PS : 9h, nous sommes à St petersbourg sous la pluie et superbe!

  1. Flo
    10 août 2010 à 7 h 14 min

    Pas trop de fumée quand vous étiez à Moscou ?
    Allez, dans une semaine c’est le soleil du sud de la France qui vous attend !

  2. 10 août 2010 à 7 h 25 min

    On a vu les feux en dehors de la ville, on a vu la fumée en arrivant à la gare, on a vu les masques sur la plupart des gens… et c’est ton com’ qui nous fait nous poser des question… google et hop! tout prend un sens. Ce que nous avons pris pour un brouillard, et quelque chose d’anodin à Moscou ne l’était pas du tout…
    Pour te répondre donc : ça ne nous a pas perturbé plus que ça.
    On s’est juste dis que Moscou avait une ambiance un peu apocalyptique…mais que c’était surement normal…
    Tu crois que c’est la fumée qui fait que les putes se font téter devant la gare? 😀

  3. huguin
    10 août 2010 à 17 h 18 min

    Nouvelle recette de cuisine ” LE CUISSOT D’OURSON FUME A LA RUSSE ” Bisous à TRES bientôt JF

  4. didouanouchka
    11 août 2010 à 0 h 28 min

    😉 Encore un bien beau texte les nounours…Plein de saveur, de douceur, de couleur…Tout cela va nous manquer très bientôt… 😥

  5. Flo
    11 août 2010 à 1 h 51 min

    Ça dépend. Si un champs de pavots a brûlé à côté de Moscou, ça peut expliquer des comportements… anodins.

  6. 11 août 2010 à 7 h 55 min

    @JF: On va quand même essayé de pas se faire fumé par les Russes. Surtout qu’avec leurs histoires de “registration” ils nous rendent fous
    @belle-maman: nous manquer? mais les ours ne s’arrêtent pas là. Avez vous remarqué les pattes d’ours blanches à la suite…
    @Flo: Déconne pas avec ça flo, tu sais que dans les villages qui longent le transsibérien, ou plutôt que le transsibérien longe, on trouve de la weeds qui pousse comme de la mauvaise herbe… En ce qui concerne les comportements anodins, est ce que tu crois que les piqures qui recouvrent les bras et jambes de ces gens auraient un rapport ?…

  7. Slava
    19 août 2010 à 6 h 28 min

    Hello dear friends!
    My name is SLAVA LAZURENKO
    We rode the bus Harbin – Vladivostok
    Thank you I did not think that you write about me, it’s nothing to bring to the station.

    Guys I’m only 29 years old (you make me look old). 🙂
    I have double d’Edward Norton, many people told me. 🙂
    Sitting in Harbin in the bus was not very happy since Russian people (thought to be crazy trip) 🙁
    People were sea man they spent at sea for 6 months (all sea man are the same regardless of nationality, believe me I have 7 years in the marine business work).
    6 months of a very long time at sea.
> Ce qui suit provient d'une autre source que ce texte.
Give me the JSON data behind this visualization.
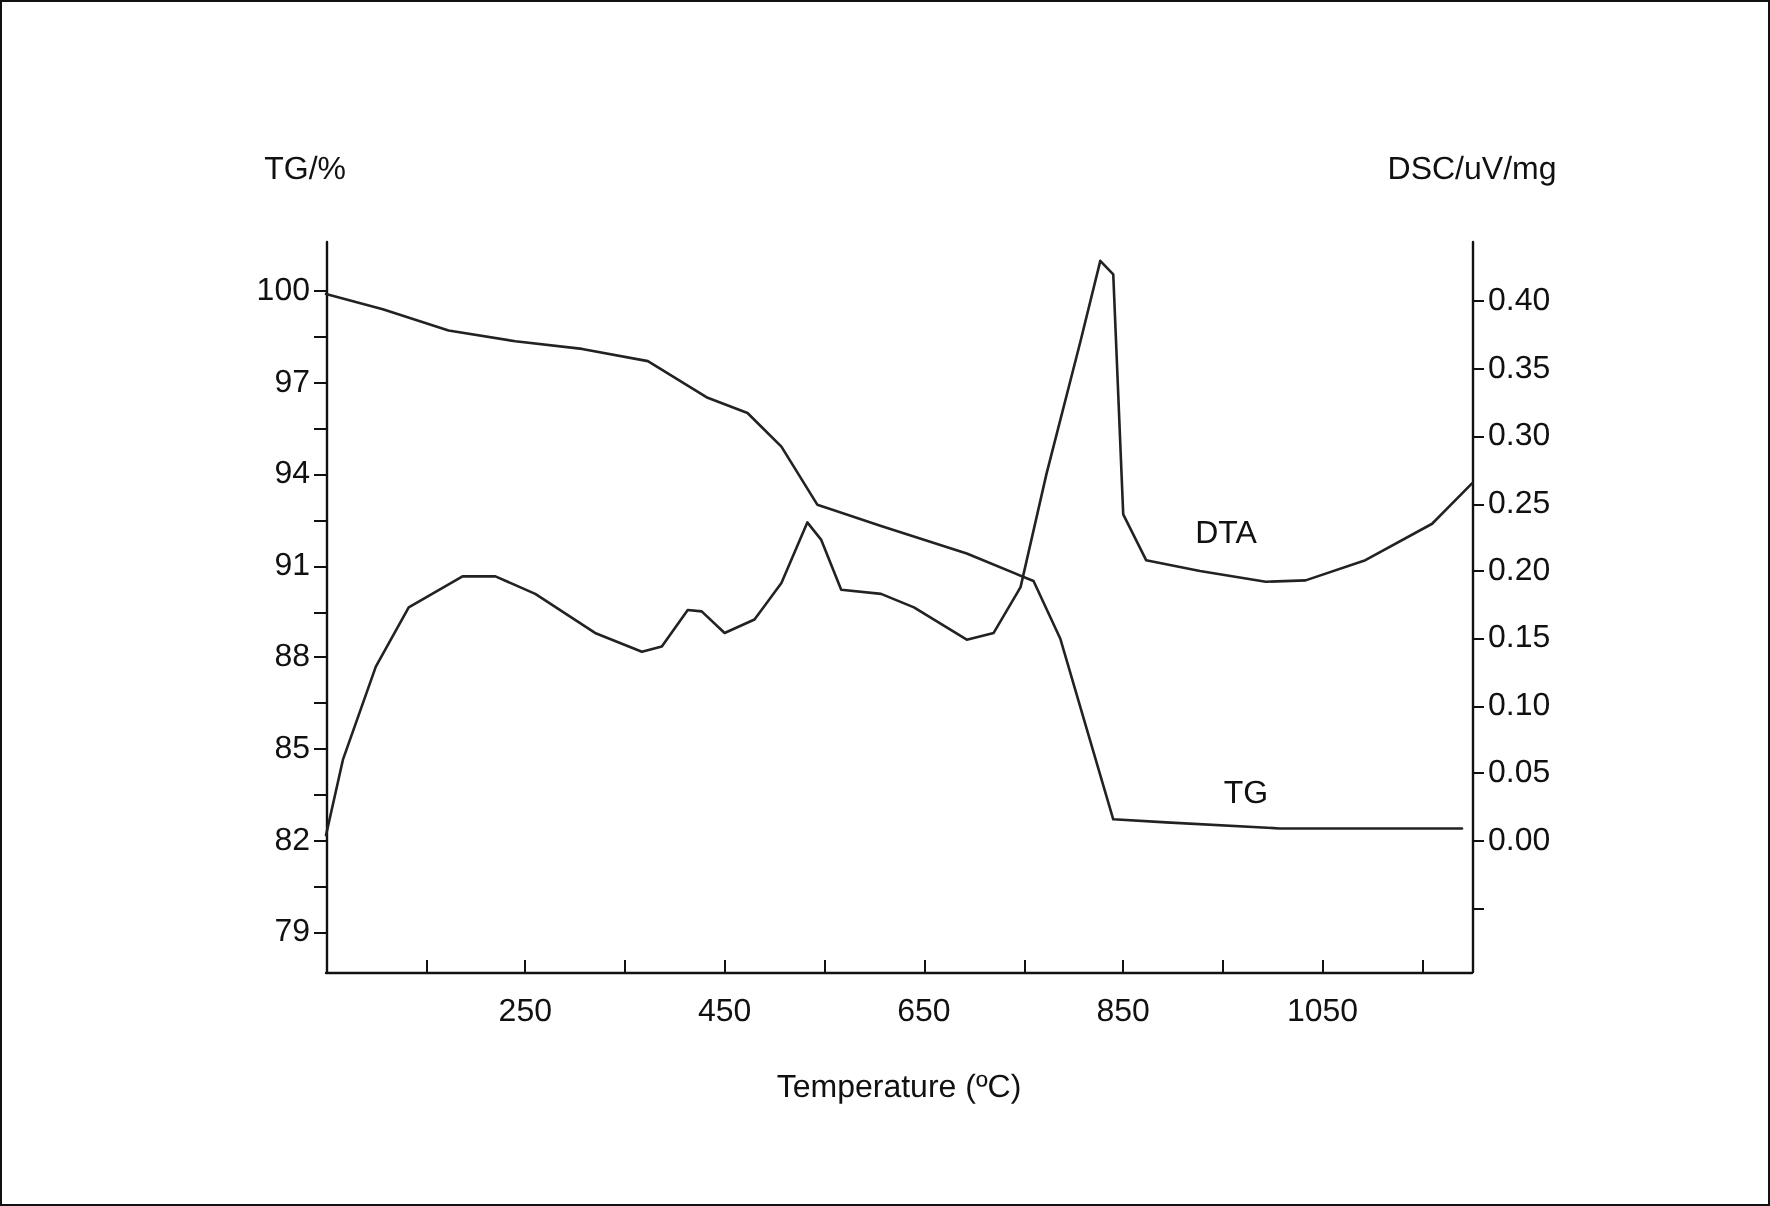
{
  "chart_data": {
    "type": "line",
    "xlabel": "Temperature (ºC)",
    "ylabel": "TG/%",
    "y2label": "DSC/uV/mg",
    "xlim": [
      50,
      1200
    ],
    "xticks": [
      {
        "value": 150,
        "label": null
      },
      250,
      {
        "value": 350,
        "label": null
      },
      450,
      {
        "value": 550,
        "label": null
      },
      650,
      {
        "value": 750,
        "label": null
      },
      850,
      {
        "value": 950,
        "label": null
      },
      1050,
      {
        "value": 1150,
        "label": null
      }
    ],
    "ylim": [
      77.7,
      101.6
    ],
    "yticks": [
      79,
      {
        "value": 80.5,
        "label": null
      },
      82,
      {
        "value": 83.5,
        "label": null
      },
      85,
      {
        "value": 86.5,
        "label": null
      },
      88,
      {
        "value": 89.5,
        "label": null
      },
      91,
      {
        "value": 92.5,
        "label": null
      },
      94,
      {
        "value": 95.5,
        "label": null
      },
      97,
      {
        "value": 98.5,
        "label": null
      },
      100
    ],
    "y2lim": [
      -0.0975,
      0.444
    ],
    "y2ticks": [
      {
        "value": -0.05,
        "label": null
      },
      "0.00",
      0.05,
      "0.10",
      0.15,
      "0.20",
      0.25,
      "0.30",
      0.35,
      "0.40"
    ],
    "grid": false,
    "marker": "none",
    "line_style": "solid",
    "series": [
      {
        "color": "#222222",
        "x": [
          50,
          107,
          173,
          240,
          307,
          373,
          433,
          473,
          507,
          543,
          607,
          693,
          760,
          787,
          813,
          840,
          893,
          1007,
          1190
        ],
        "values": [
          99.9,
          99.4,
          98.7,
          98.35,
          98.1,
          97.7,
          96.5,
          96.0,
          94.9,
          93.0,
          92.3,
          91.4,
          90.5,
          88.6,
          85.7,
          82.7,
          82.6,
          82.4,
          82.4
        ]
      },
      {
        "color": "#222222",
        "axis": "y2",
        "x": [
          50,
          67,
          100,
          133,
          187,
          220,
          260,
          320,
          367,
          387,
          413,
          427,
          450,
          480,
          507,
          533,
          547,
          567,
          607,
          640,
          693,
          720,
          747,
          773,
          807,
          827,
          840,
          850,
          873,
          927,
          993,
          1033,
          1093,
          1160,
          1200
        ],
        "values": [
          0.004,
          0.06,
          0.129,
          0.173,
          0.196,
          0.196,
          0.183,
          0.154,
          0.14,
          0.144,
          0.171,
          0.17,
          0.154,
          0.164,
          0.191,
          0.236,
          0.223,
          0.186,
          0.183,
          0.173,
          0.149,
          0.154,
          0.188,
          0.272,
          0.37,
          0.43,
          0.42,
          0.242,
          0.208,
          0.2,
          0.192,
          0.193,
          0.208,
          0.235,
          0.265
        ]
      }
    ],
    "annotations": [
      "DTA",
      "TG"
    ]
  }
}
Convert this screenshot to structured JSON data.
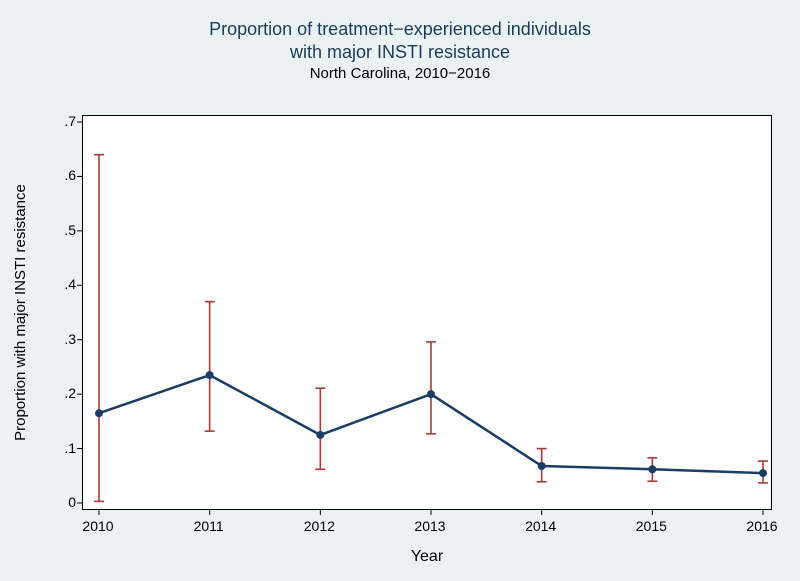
{
  "chart": {
    "type": "line-errorbar",
    "title_line1": "Proportion of treatment−experienced individuals",
    "title_line2": "with major INSTI resistance",
    "subtitle": "North Carolina, 2010−2016",
    "title_color": "#1e395b",
    "title_fontsize": 18,
    "subtitle_fontsize": 15,
    "background_color": "#eaf2f3",
    "plot_background": "#ffffff",
    "plot_border_color": "#000000",
    "xlabel": "Year",
    "ylabel": "Proportion with major INSTI resistance",
    "label_fontsize": 15,
    "tick_fontsize": 14,
    "xlim": [
      2010,
      2016
    ],
    "ylim": [
      0,
      0.7
    ],
    "xticks": [
      2010,
      2011,
      2012,
      2013,
      2014,
      2015,
      2016
    ],
    "yticks": [
      0,
      0.1,
      0.2,
      0.3,
      0.4,
      0.5,
      0.6,
      0.7
    ],
    "ytick_labels": [
      "0",
      ".1",
      ".2",
      ".3",
      ".4",
      ".5",
      ".6",
      ".7"
    ],
    "tick_length": 6,
    "line_color": "#1a3d66",
    "line_width": 2.5,
    "marker_color": "#1a3d66",
    "marker_radius": 4,
    "errorbar_color": "#a83a3a",
    "errorbar_width": 1.6,
    "errorbar_cap": 5,
    "series": {
      "x": [
        2010,
        2011,
        2012,
        2013,
        2014,
        2015,
        2016
      ],
      "y": [
        0.165,
        0.235,
        0.125,
        0.2,
        0.068,
        0.062,
        0.055
      ],
      "low": [
        0.003,
        0.132,
        0.062,
        0.127,
        0.039,
        0.04,
        0.037
      ],
      "high": [
        0.64,
        0.37,
        0.211,
        0.296,
        0.1,
        0.083,
        0.077
      ]
    }
  }
}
People are not adequately behave like picking up their land.
    A terrible odor of beer and cigarettes in the bus, it was a hangover from sea man.
    We sat on the wrong bus (although for your impression, and for me)

    Things about which you write for us ordinary Russian, for example ❓ ❓ ❓
    Customs,
    bus stop (do not understand the translation, and then cake and music),
    girls in mini-skirts (girls are very beautiful and a lot of mini-skirt is the most important)
    delicacies (cheese and sausage)
    big country (many forests, villages, long road) what you expected?

    Your Blog honest and correct, we are from different countries that you seem interesting to us ordinary things.

    Much I have not translated, French-Russian.
    Very interesting your trip, your photos are beautiful.
    I read your Blog and I really wanted to go on a journey …. follow in your footsteps
    Thank you
    Best Regards
    SLAVA LAZURENKO

    1. 19 août 2010 à 22 h 09 min

      Dear Slava,
      We are so happy to have news from you. You’ve made us start our journey in Russia on the right foot! Then we quickly saw Russia. We particularly loved Moscow, really different of everything we know.
      About your age, nevermind, Amber is not so good in giving ages, and it’s because you look too much to edward norton.
      Anyway, we thank you again. It was a such a pleasure to meet you.
      Now we are in France, celebrating my brother’s wedding.

      See you next time,

      Loic & Ambre

  8. Slava
    19 août 2010 à 22 h 36 min

    Hi Loic & Ambre
    Congratulations to your brother, and his beautiful wife!